Notes: All of these examples show the amine being added at the same time as an aldehyde. An acid catalyst (such as HCl, but often just written “H+”) serves two functions: 1) increases rate of imine formation, and 2) catalyzes keto-enol tautomerism (forms the enol from the ketone, which is the nucleophile here).
In example 1, addition can happen at either side of the ketone (both are equivalent). In example 2, addition can only happen where shown, since the phenyl group does not have an enolizable proton. Example 3 shows a Mannich with an aldehyde and the iminium formed with formaldehyde. In example 4, the Mannich will occur at the carbon best able to form an enol (between the two carbonyls).
Not shown, but the byproduct in all these reactions is water (H2O).

Mechanism: There are several components to this mechanism and the first two are actually reactions shown in detail on other pages (but given again here).
Formation Of The Enol
The nucleophile in the Mannich reaction is an enol. Formation of the enol from an aldehyde or ketone (tautomerization)is shown below. In the first step, the carbonyl oxygen is protonated by acid (Step 1, arrows A and B). This makes the carbon adjacent to the carbonyl carbon (“alpha carbon”) considerably more acidic, and is deprotonated (Step 2, arrows C, D, and E) by a base. Here Cl- is shown as the base.


Imine (iminium) formation

The electrophile in the Mannich is an iminium (i.e. a positively charged imine). Formation of the iminium occurs through protonation of the aldehyde by acid (Step 1, arrows A and B) followed by addition of the secondary amine (Step 2, arrows C and D). A proton transfer occurs, leading to formation of OH2(+) and neutral nitrogen (Step 3, arrows E and F).
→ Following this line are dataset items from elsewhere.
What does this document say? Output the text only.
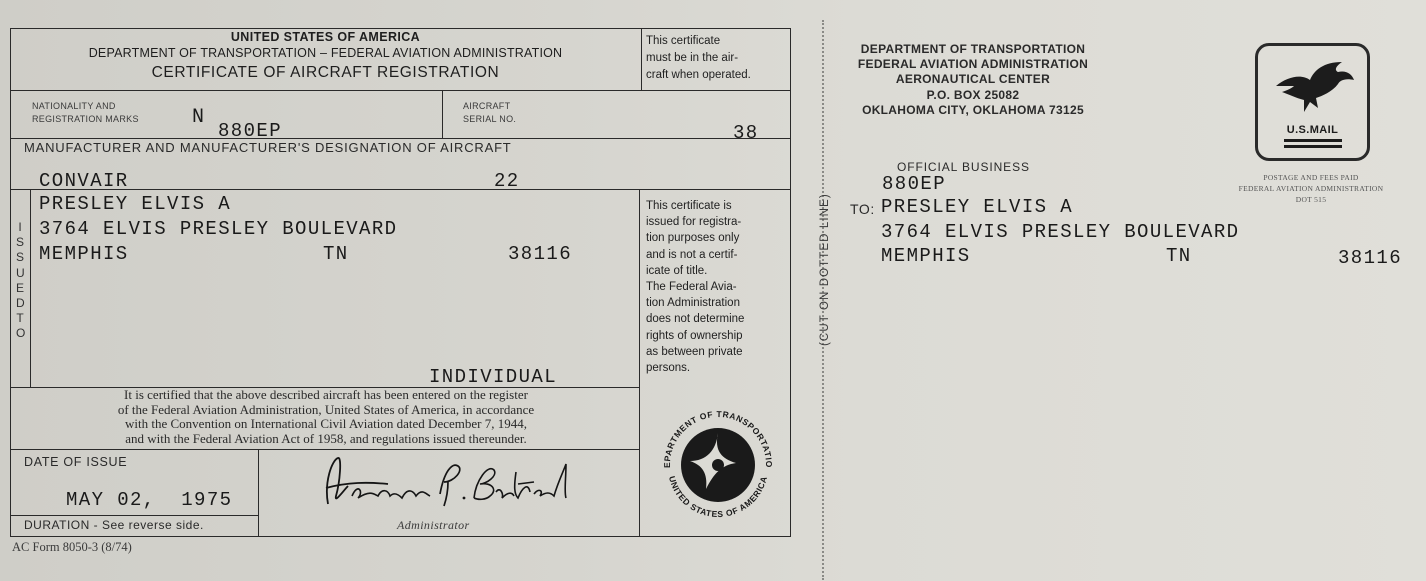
UNITED STATES OF AMERICA
DEPARTMENT OF TRANSPORTATION – FEDERAL AVIATION ADMINISTRATION
CERTIFICATE OF AIRCRAFT REGISTRATION
This certificate
must be in the air-
craft when operated.
NATIONALITY AND
REGISTRATION MARKS	N
880EP
AIRCRAFT
SERIAL NO.
38
MANUFACTURER AND MANUFACTURER'S DESIGNATION OF AIRCRAFT
CONVAIR	22
ISSUED TO
PRESLEY ELVIS A
3764 ELVIS PRESLEY BOULEVARD
MEMPHIS	TN	38116
INDIVIDUAL
This certificate is
issued for registra-
tion purposes only
and is not a certif-
icate of title.
The Federal Avia-
tion Administration
does not determine
rights of ownership
as between private
persons.
It is certified that the above described aircraft has been entered on the register
of the Federal Aviation Administration, United States of America, in accordance
with the Convention on International Civil Aviation dated December 7, 1944,
and with the Federal Aviation Act of 1958, and regulations issued thereunder.
DATE OF ISSUE
MAY 02,  1975
DURATION - See reverse side.	Administrator
EPARTMENT OF TRANSPORTATIO
UNITED STATES OF AMERICA
AC Form 8050-3 (8/74)
(CUT ON DOTTED LINE)
DEPARTMENT OF TRANSPORTATION
FEDERAL AVIATION ADMINISTRATION
AERONAUTICAL CENTER
P.O. BOX 25082
OKLAHOMA CITY, OKLAHOMA 73125
U.S.MAIL
POSTAGE AND FEES PAID
FEDERAL AVIATION ADMINISTRATION
DOT 515
OFFICIAL BUSINESS
880EP
TO: PRESLEY ELVIS A
3764 ELVIS PRESLEY BOULEVARD
MEMPHIS	TN	38116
Finally, water is expelled as a leaving group in an elimination reaction (Step 4, arrows G and H) leading to formation of the iminium.


The Mannich Reaction

With these two components now in solution, the nucleophile (enol) attacks the electrophile (iminium) (Step 1, arrows A, B, and C). This is followed by deprotonation to give the neutral oxygen (Step 2, arrows D and E) to give the final product.


Notes: Although Cl- is shown as the base here, pretty much any weak base (including another ketone oxygen, or neutral nitrogen from the product) will be competent to remove this proton.